Bulletins de l'Ilec

Organisation, encadrement, travail

Hiérarchie pyramidale versus transversale

le 09/07/2018

Depuis une vingtaine d’années, la révolution technologique a profondément modifié l’orga-nisation du travail. Les repères traditionnels (économiques, politiques, environnementaux…) ainsi que les modèles classiques de management ont évolué parallèlement à l’arrivée de jeunes générations sur le marché du travail.

La hiérarchie pyramidale, encore prédominante dans les grands groupes et multinationales, caractérise un management “top-down” et un cloisonnement des services ne correspondant plus au contexte économique et technique. Rigidité, confusion faces aux activités et aux responsabilités, manque d’autonomie, d’implication et de créativité, en sont les principaux facteurs négatifs, que les modèles de management modernes tentent de combattre.

Désormais, flexibilité, polyvalence, autonomie, interactions sont les maîtres mots dans la gestion des activités et la prise de décision. Un flat management caractéristique du modèle startup intègre une hiérarchie organisationnelle et physique la plus plate possible ; chaque collaborateur est considéré comme un entrepreneur, responsable de ses résultats, participant pleinement aux objectifs, tâches et projets de l’entreprise : une liberté d’action et de décision qui amène à une plus grande créativité, essentielle au développement économique.
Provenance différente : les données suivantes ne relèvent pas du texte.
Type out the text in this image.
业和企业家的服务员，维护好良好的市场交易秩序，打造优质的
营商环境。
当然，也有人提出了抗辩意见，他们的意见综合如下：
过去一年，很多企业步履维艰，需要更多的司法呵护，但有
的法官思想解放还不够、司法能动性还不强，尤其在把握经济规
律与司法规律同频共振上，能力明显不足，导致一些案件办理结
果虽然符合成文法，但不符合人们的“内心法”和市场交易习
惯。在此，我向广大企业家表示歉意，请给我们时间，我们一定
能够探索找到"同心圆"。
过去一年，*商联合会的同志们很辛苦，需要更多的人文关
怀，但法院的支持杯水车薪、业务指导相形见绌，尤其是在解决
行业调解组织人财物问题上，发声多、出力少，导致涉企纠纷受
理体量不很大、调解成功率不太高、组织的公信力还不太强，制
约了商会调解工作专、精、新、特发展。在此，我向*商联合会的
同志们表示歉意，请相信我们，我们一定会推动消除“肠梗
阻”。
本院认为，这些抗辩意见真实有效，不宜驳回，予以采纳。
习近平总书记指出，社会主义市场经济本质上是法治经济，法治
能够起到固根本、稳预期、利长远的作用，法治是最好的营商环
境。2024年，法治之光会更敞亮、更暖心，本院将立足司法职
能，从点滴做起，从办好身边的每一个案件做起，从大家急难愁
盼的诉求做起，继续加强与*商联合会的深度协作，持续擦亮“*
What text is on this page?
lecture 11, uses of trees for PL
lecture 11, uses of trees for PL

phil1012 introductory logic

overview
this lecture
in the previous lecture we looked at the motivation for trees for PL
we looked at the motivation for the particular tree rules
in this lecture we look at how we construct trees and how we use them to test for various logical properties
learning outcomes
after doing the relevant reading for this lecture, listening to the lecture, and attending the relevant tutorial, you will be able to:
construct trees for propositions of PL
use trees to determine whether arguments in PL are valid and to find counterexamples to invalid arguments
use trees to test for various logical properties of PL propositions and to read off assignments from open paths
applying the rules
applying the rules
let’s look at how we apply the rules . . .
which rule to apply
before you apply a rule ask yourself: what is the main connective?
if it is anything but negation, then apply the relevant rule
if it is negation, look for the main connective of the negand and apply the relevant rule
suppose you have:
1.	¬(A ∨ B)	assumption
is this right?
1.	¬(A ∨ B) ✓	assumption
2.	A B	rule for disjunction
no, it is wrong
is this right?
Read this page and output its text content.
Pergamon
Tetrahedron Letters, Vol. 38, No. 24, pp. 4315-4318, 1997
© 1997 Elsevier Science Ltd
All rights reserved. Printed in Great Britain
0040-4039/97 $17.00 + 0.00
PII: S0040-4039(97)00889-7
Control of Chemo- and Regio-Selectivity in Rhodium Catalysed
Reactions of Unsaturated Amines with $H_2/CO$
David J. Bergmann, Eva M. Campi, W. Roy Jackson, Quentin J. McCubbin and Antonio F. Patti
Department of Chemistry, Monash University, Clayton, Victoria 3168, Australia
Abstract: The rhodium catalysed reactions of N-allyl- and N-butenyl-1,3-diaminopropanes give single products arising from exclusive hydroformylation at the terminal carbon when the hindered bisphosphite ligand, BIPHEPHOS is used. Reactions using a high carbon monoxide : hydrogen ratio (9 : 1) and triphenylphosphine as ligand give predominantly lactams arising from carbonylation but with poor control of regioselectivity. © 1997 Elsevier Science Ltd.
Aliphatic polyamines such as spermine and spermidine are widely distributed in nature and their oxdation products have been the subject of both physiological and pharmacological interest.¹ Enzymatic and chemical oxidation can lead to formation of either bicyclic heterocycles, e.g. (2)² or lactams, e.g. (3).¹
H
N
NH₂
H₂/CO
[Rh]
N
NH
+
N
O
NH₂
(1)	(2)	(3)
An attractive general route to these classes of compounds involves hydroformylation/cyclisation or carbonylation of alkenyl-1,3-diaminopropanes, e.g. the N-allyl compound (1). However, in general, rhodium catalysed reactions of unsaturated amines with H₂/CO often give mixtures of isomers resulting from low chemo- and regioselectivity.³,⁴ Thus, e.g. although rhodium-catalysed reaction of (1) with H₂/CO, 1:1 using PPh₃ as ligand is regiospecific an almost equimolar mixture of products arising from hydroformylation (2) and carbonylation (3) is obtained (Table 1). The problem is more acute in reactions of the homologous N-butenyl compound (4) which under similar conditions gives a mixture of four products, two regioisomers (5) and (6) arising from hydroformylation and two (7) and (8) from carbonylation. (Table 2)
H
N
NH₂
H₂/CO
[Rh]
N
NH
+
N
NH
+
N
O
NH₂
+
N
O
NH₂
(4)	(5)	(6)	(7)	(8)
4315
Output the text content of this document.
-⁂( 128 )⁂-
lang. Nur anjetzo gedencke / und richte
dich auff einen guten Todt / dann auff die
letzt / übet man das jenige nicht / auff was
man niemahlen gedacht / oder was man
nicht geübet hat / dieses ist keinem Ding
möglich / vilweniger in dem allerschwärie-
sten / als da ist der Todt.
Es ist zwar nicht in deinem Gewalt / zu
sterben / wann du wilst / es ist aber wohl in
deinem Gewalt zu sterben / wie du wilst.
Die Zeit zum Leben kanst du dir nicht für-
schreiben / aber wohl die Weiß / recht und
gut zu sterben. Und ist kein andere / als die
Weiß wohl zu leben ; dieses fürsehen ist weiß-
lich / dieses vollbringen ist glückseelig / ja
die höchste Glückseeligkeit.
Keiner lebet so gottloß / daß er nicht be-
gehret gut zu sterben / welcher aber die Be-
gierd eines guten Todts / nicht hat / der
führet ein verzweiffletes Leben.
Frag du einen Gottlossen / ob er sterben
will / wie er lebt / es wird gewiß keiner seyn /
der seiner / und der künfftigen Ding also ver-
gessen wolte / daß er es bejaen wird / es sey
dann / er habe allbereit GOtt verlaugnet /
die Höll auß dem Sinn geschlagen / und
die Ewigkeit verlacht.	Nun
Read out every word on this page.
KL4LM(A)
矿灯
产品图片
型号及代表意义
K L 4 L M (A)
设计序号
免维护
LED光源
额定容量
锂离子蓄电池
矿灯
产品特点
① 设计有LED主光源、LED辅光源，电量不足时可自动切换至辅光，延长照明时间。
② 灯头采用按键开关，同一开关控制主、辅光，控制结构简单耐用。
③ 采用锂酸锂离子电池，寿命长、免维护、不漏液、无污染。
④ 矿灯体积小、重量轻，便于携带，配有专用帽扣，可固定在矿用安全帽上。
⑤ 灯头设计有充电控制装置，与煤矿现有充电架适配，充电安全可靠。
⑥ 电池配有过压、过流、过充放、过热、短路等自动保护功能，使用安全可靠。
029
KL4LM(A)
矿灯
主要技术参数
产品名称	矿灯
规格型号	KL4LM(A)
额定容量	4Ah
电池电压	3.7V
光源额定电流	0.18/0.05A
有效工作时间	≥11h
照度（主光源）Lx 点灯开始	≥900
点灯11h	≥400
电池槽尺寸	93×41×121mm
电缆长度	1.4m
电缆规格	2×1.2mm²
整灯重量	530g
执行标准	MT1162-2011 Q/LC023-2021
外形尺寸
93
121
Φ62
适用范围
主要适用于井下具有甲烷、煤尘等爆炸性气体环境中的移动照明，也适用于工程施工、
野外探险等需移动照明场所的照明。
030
De nos jours, les jeunes attendent beaucoup des entreprises. À l’instar de leur nouvelle culture, digitale, représentée par un accès illimité et instantané à la connaissance, l’organisation du travail doit évoluer ! Il existe une multitude de nouveaux modèles de management, collaboratif, de proximité, relationnel, participatif, qui suivent et répondent aux attentes et aux besoins des nouvelles générations. L’enjeu managérial réside dans l’équilibre entre individuation et collaboration, organisation, innovation et résultats. Vouloir absolument transposer ces nouveaux modèles n’est pas aisé ni conseillé ; en effet tous ne sont pas adaptés aux besoins ni à la culture de l’entreprise. Pour attirer les nouvelles générations et les réconcilier avec le monde du travail, les grandes entreprises doivent développer et intégrer des modèles de management adaptés à leurs structures, à leurs activités et à leurs collaborateurs.

D’une activité monotâche à la polyvalence

Si chacune des générations qui se succèdent a ses propres caractéristiques, la génération Y se distingue par son rapport au travail.

Née à l’ère du numérique, les nouvelles technologies font désormais partie intégrante de son quotidien.Avec un accès à l’information immédiat, les nouvelles générations sont en attente permanente de nouvelles connaissances, ce qui les rend parfois impatientes.

Ce dernier attribut est mis en avant pour caractériser cette génération, souvent qualifiée de « zappeuse », aimant aller d’un projet à un autre. En effet, la polyvalence, l’innovation et la nouveauté vont être des points essentiels dans la recherche d’un travail. Si au premier abord ces caractéristiques semblent plutôt des atouts, c’est ce qui rendrait cette génération difficile à manager.

Assez éloignés du schéma des anciennes générations, les millenials savent qu’ils ne resteront pas dans la même entreprise durant toute leur carrière, et encore moins au même poste, changeant parfois même de secteur. De ce fait, les postes souvent monotâches proposés par les grandes entreprises ne peuvent les satisfaire. Dans leurs recherches d’emploi, le développement des aptitudes et des connaissances, mais aussi l’évolution sont des critères très importants, pour répondre à leur soif de savoir. Ils n’hésitent d’ailleurs pas à participer eux-mêmes à l’évolution de leur poste, pour qu’il leur corresponde davantage.

Cette polyvalence est fondamentale, lorsque l’on sait à quel point le numérique et la robotisation évoluent rapidement et entraînent un changement fondamental dans nos sociétés. En effet, 85 % des emplois de 2030 n’existent pas encore. Dès lors, l’important n’est plus d’être un expert dans un métier, mais d’être efficace dans plusieurs. L’enjeu principal aujourd’hui est donc de se concentrer sur ce que l’on peut mieux faire que la machine, et d’acquérir de nouvelles connaissances.